ECLI:NL:HR:2005:AS3767

Hoge Raad

Datum uitspraak
10 mei 2005
Publicatiedatum
4 april 2013
Zaaknummer
02031/04 P
Instantie
Hoge Raad
Type
Uitspraak
Rechtsgebied
Strafrecht
Procedures
  • Cassatie
Rechters
  • W.J.M. Davids
  • J.W. Ilsink
  • W.M.E. Thomassen
Vindplaatsen
  • Rechtspraak.nl
AI samenvatting door LexboostAutomatisch gegenereerd

Profijtontneming naar aanleiding van medeplegen van drugshandel met betrekking tot cocaïne en hasj

In deze zaak heeft de Hoge Raad op 10 mei 2005 uitspraak gedaan in een cassatieprocedure tegen een beslissing van het Gerechtshof te Arnhem. De zaak betreft de ontneming van wederrechtelijk verkregen voordeel van een betrokkene die was veroordeeld voor het medeplegen van de uitvoer van verdovende middelen, specifiek cocaïne en hasj, in de periode van 1 juli 1998 tot en met 31 juli 1999. De betrokkene had beroep in cassatie ingesteld tegen de uitspraak van het Hof, waarin een verplichting tot betaling aan de Staat was opgelegd van € 164.194,-. De Hoge Raad oordeelde dat het Hof verzuimd had om een uitdrukkelijke beslissing te nemen op een verweer dat was gevoerd met betrekking tot de schatting van het door de betrokkene verkregen wederrechtelijk voordeel. Dit verweer was gebaseerd op de stelling dat de betrokkene pas vanaf juni 1999 betrokken was bij de drugshandel en dat niet alle geldwisselingen konden worden herleid tot transporten waar hij bij betrokken was.
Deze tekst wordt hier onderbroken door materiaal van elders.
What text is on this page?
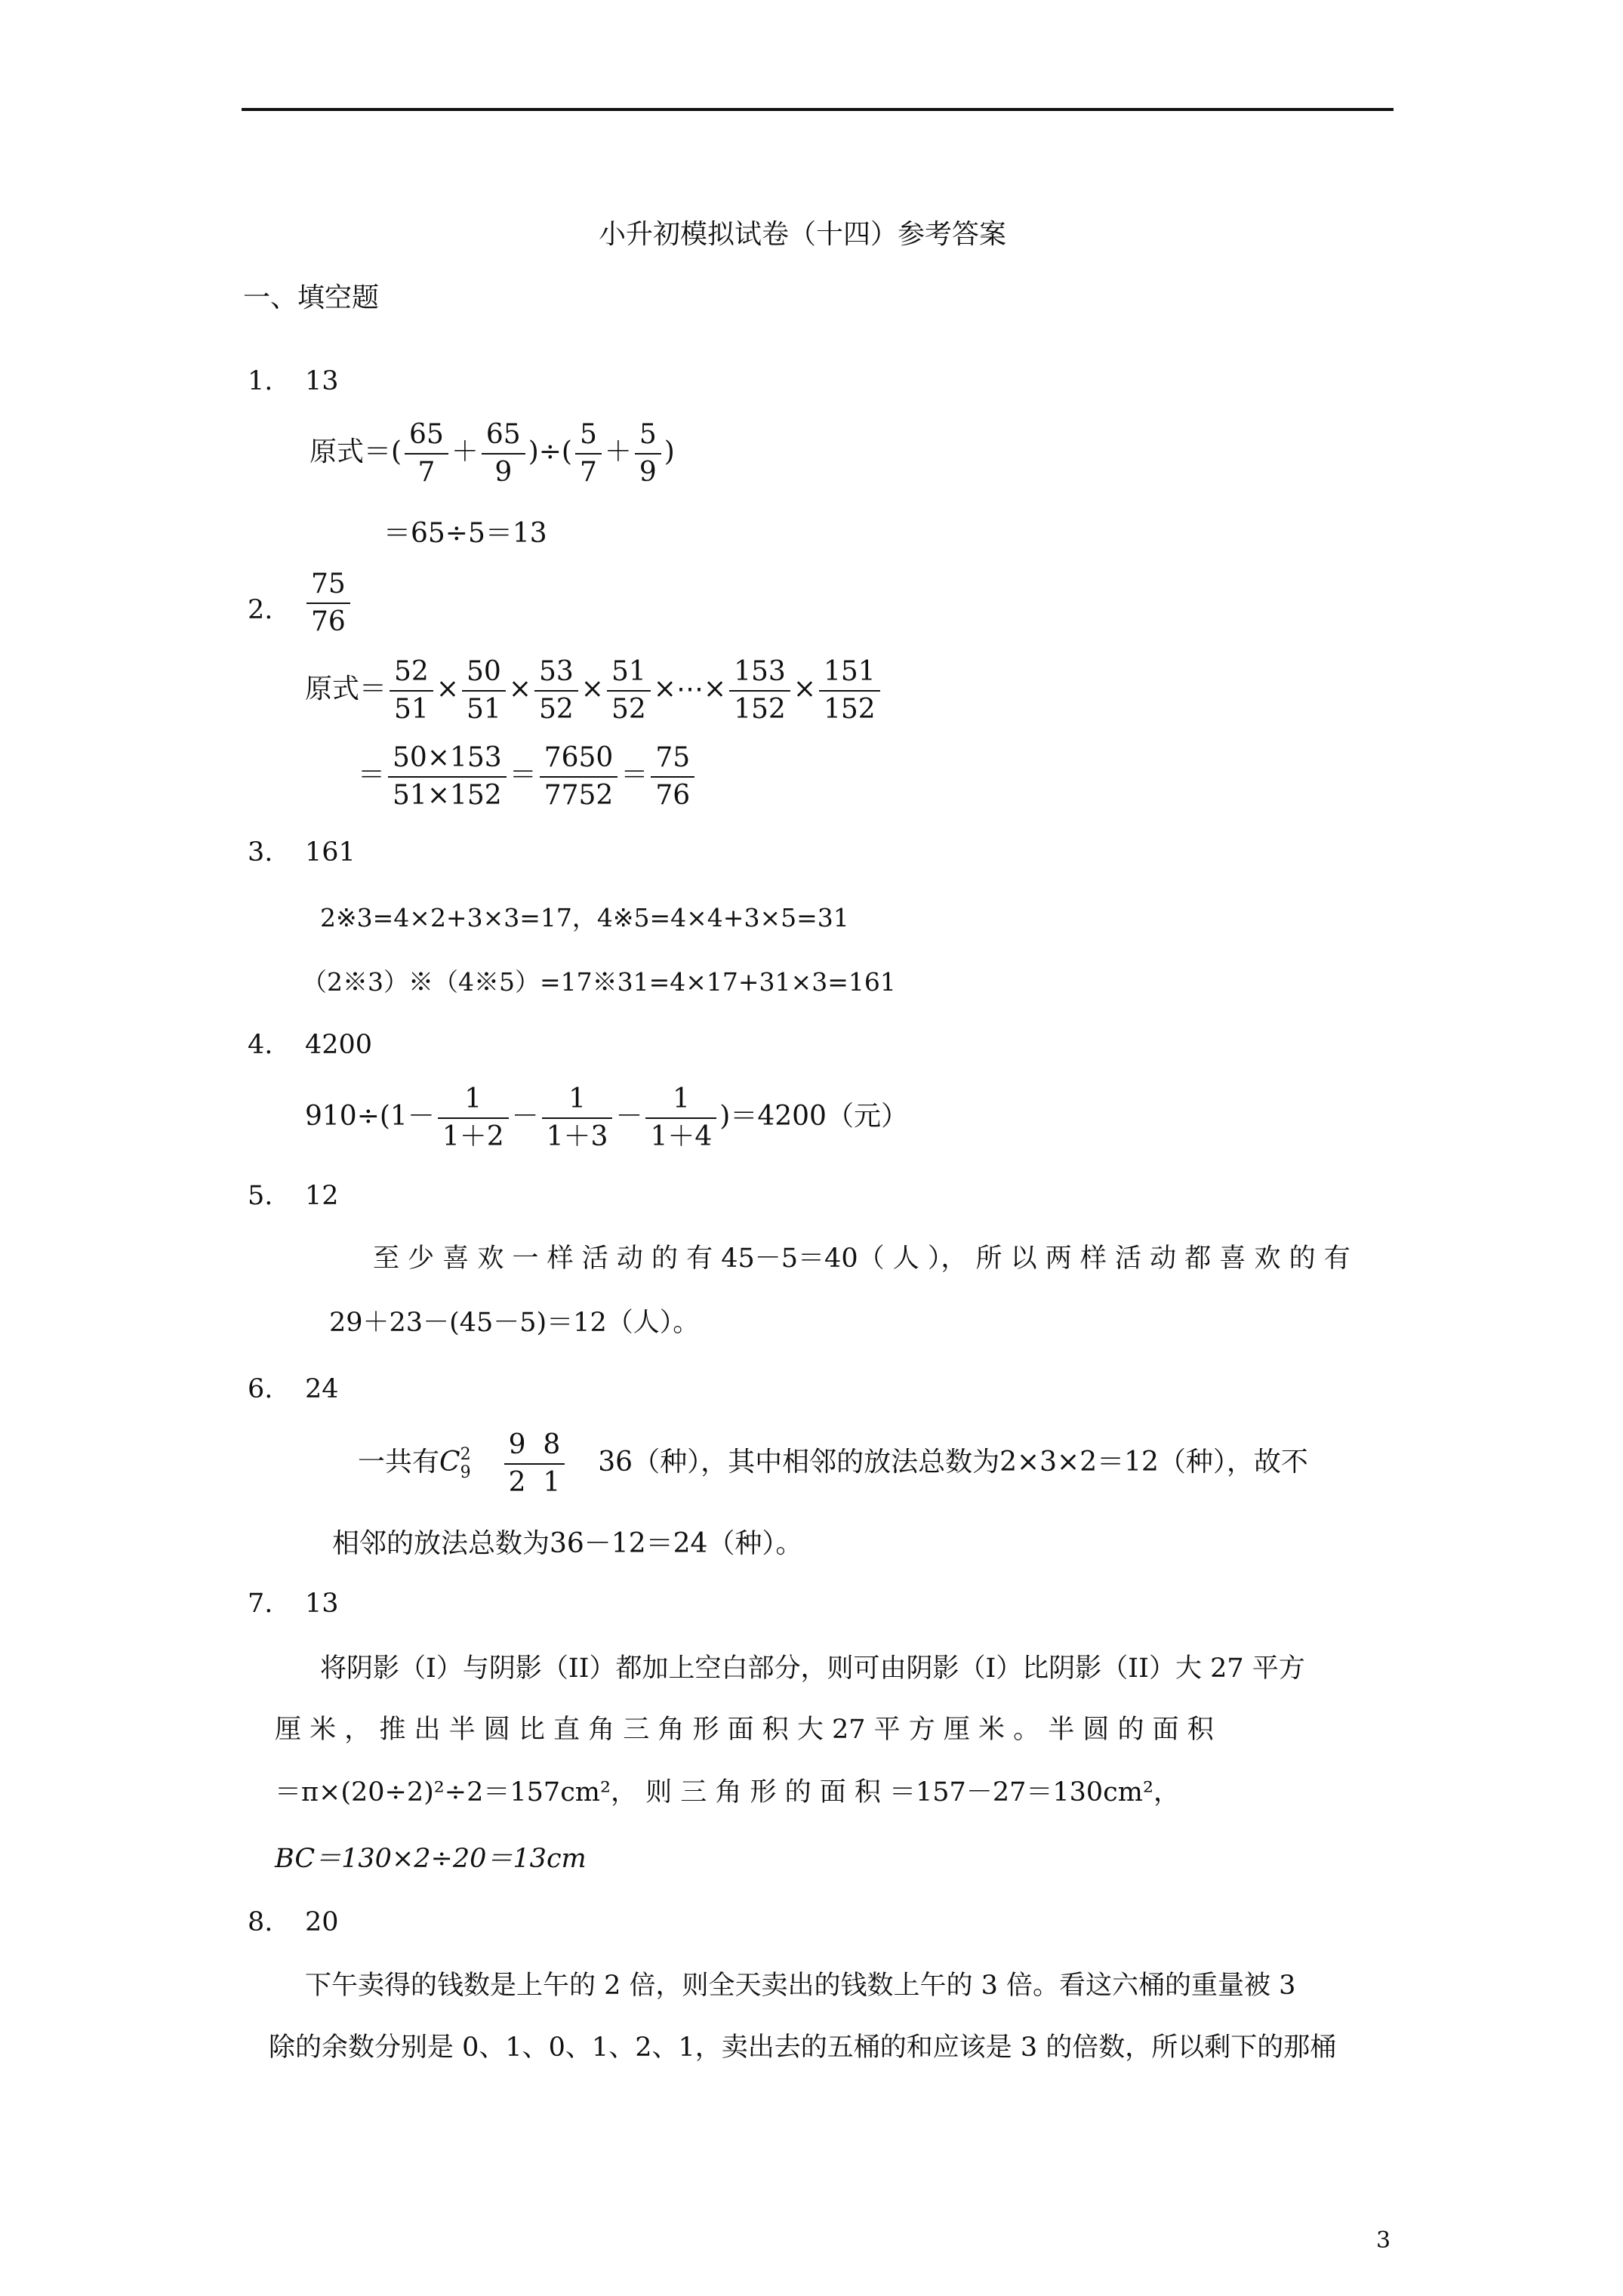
小升初模拟试卷（十四）参考答案
一、填空题
1. 13
原式＝( $\frac{65}{7} + \frac{65}{9}$ )÷( $\frac{5}{7} + \frac{5}{9}$ )
＝65÷5＝13
2. $\frac{75}{76}$
原式＝ $\frac{52}{51} \times \frac{50}{51} \times \frac{53}{52} \times \frac{51}{52}$ ×⋯× $\frac{153}{152} \times \frac{151}{152}$
＝ $\frac{50\times 153}{51\times 152} = \frac{7650}{7752} = \frac{75}{76}$
3. 161
2※3=4×2+3×3=17，4※5=4×4+3×5=31
（2※3）※（4※5）=17※31=4×17+31×3=161
4. 4200
$910\div(1- \frac{1}{1+2} - \frac{1}{1+3} - \frac{1}{1+4} )=4200$（元）
5. 12
至 少 喜 欢 一 样 活 动 的 有 45－5＝40（ 人 ）， 所 以 两 样 活 动 都 喜 欢 的 有
29＋23－(45－5)＝12（人）。
6. 24
一共有C 2
$9 \frac{9 8}{2 1} 36$（种），其中相邻的放法总数为2×3×2＝12（种），故不
相邻的放法总数为36－12＝24（种）。
7. 13
将阴影（I）与阴影（II）都加上空白部分，则可由阴影（I）比阴影（II）大 27 平方
厘 米 ， 推 出 半 圆 比 直 角 三 角 形 面 积 大 27 平 方 厘 米 。 半 圆 的 面 积
＝π×(20÷2)²÷2＝157cm²， 则 三 角 形 的 面 积 ＝157－27＝130cm²，
BC＝130×2÷20＝13cm
8. 20
下午卖得的钱数是上午的 2 倍，则全天卖出的钱数上午的 3 倍。看这六桶的重量被 3
除的余数分别是 0、1、0、1、2、1，卖出去的五桶的和应该是 3 的倍数，所以剩下的那桶
3
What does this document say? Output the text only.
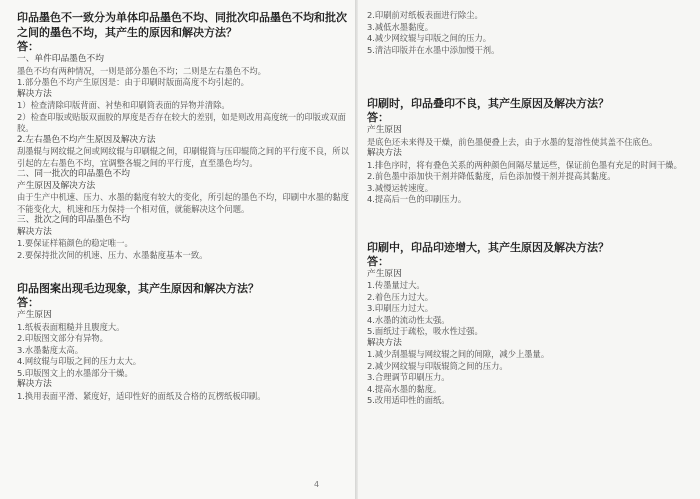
印品墨色不一致分为单体印品墨色不均、同批次印品墨色不均和批次之间的墨色不均，其产生的原因和解决方法？

答：
一、单件印品墨色不均
墨色不均有两种情况，一则是部分墨色不均；二则是左右墨色不均。
1.部分墨色不均产生原因是：由于印刷时版面高度不均引起的。
解决方法
1）检查清除印版背面、衬垫和印刷筒表面的异物并清除。
2）检查印版或贴版双面胶的厚度是否存在较大的差别，如是则改用高度统一的印版或双面胶。
2.左右墨色不均产生原因及解决方法
刮墨辊与网纹辊之间或网纹辊与印刷辊之间，印刷辊筒与压印辊筒之间的平行度不良，所以引起的左右墨色不均，宜调整各辊之间的平行度，直至墨色均匀。
二、同一批次的印品墨色不均
产生原因及解决方法
由于生产中机速、压力、水墨的黏度有较大的变化，所引起的墨色不均，印刷中水墨的黏度不能变化大，机速和压力保持一个相对值，就能解决这个问题。
三、批次之间的印品墨色不均
解决方法
1.要保证样箱颜色的稳定唯一。
2.要保持批次间的机速、压力、水墨黏度基本一致。

印品图案出现毛边现象，其产生原因和解决方法？

答：
产生原因
1.纸板表面粗糙并且腹度大。
2.印版图文部分有异物。
3.水墨黏度太高。
4.网纹辊与印版之间的压力太大。
5.印版图文上的水墨部分干燥。
解决方法
1.换用表面平滑、紧度好，适印性好的面纸及合格的瓦楞纸板印刷。
4
2.印刷前对纸板表面进行除尘。
3.减低水墨黏度。
4.减少网纹辊与印版之间的压力。
5.清洁印版并在水墨中添加慢干剂。

印刷时，印品叠印不良，其产生原因及解决方法？

答：
产生原因
是底色还未来得及干燥，前色墨便叠上去，由于水墨的复溶性使其盖不住底色。
解决方法
1.排色序时，将有叠色关系的两种颜色间隔尽量远些，保证前色墨有充足的时间干燥。
2.前色墨中添加快干剂并降低黏度，后色添加慢干剂并提高其黏度。
3.减慢运转速度。
4.提高后一色的印刷压力。

印刷中，印品印迹增大，其产生原因及解决方法？

答：
产生原因
1.传墨量过大。
2.着色压力过大。
3.印刷压力过大。
4.水墨的流动性太强。
5.面纸过于疏松，吸水性过强。
解决方法
1.减少刮墨辊与网纹辊之间的间隙，减少上墨量。
2.减少网纹辊与印版辊筒之间的压力。
3.合理调节印刷压力。
4.提高水墨的黏度。
5.改用适印性的面纸。
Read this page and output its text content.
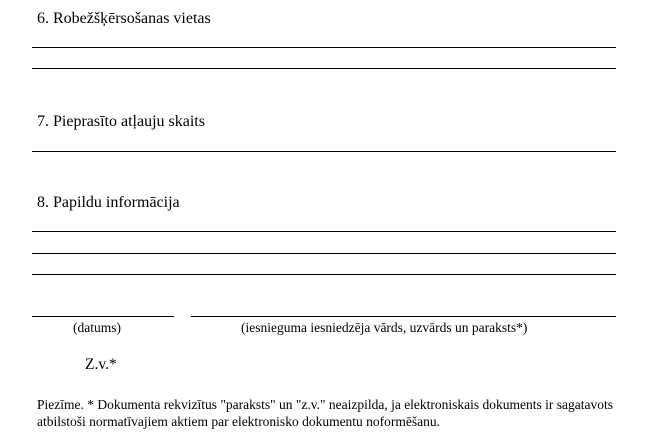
6. Robežšķērsošanas vietas
7. Pieprasīto atļauju skaits
8. Papildu informācija
(datums)	(iesnieguma iesniedzēja vārds, uzvārds un paraksts*)
Z.v.*
Piezīme. * Dokumenta rekvizītus "paraksts" un "z.v." neaizpilda, ja elektroniskais dokuments ir sagatavots atbilstoši normatīvajiem aktiem par elektronisko dokumentu noformēšanu.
De Hoge Raad vernietigde de bestreden uitspraak, maar alleen wat betreft de hoogte van het opgelegde bedrag ter ontneming van het wederrechtelijk verkregen voordeel. De Hoge Raad verminderde het te betalen bedrag tot € 150.000,- en verwierp het beroep voor het overige. De uitspraak van de Hoge Raad is van belang voor de beoordeling van de redelijke termijn in de cassatiefase, waarbij werd vastgesteld dat deze termijn was overschreden. De zaak illustreert de complexiteit van de bewijsvoering in drugszaken en de noodzaak voor een zorgvuldige beoordeling van de betrokkenheid van de verdachte bij de strafbare feiten.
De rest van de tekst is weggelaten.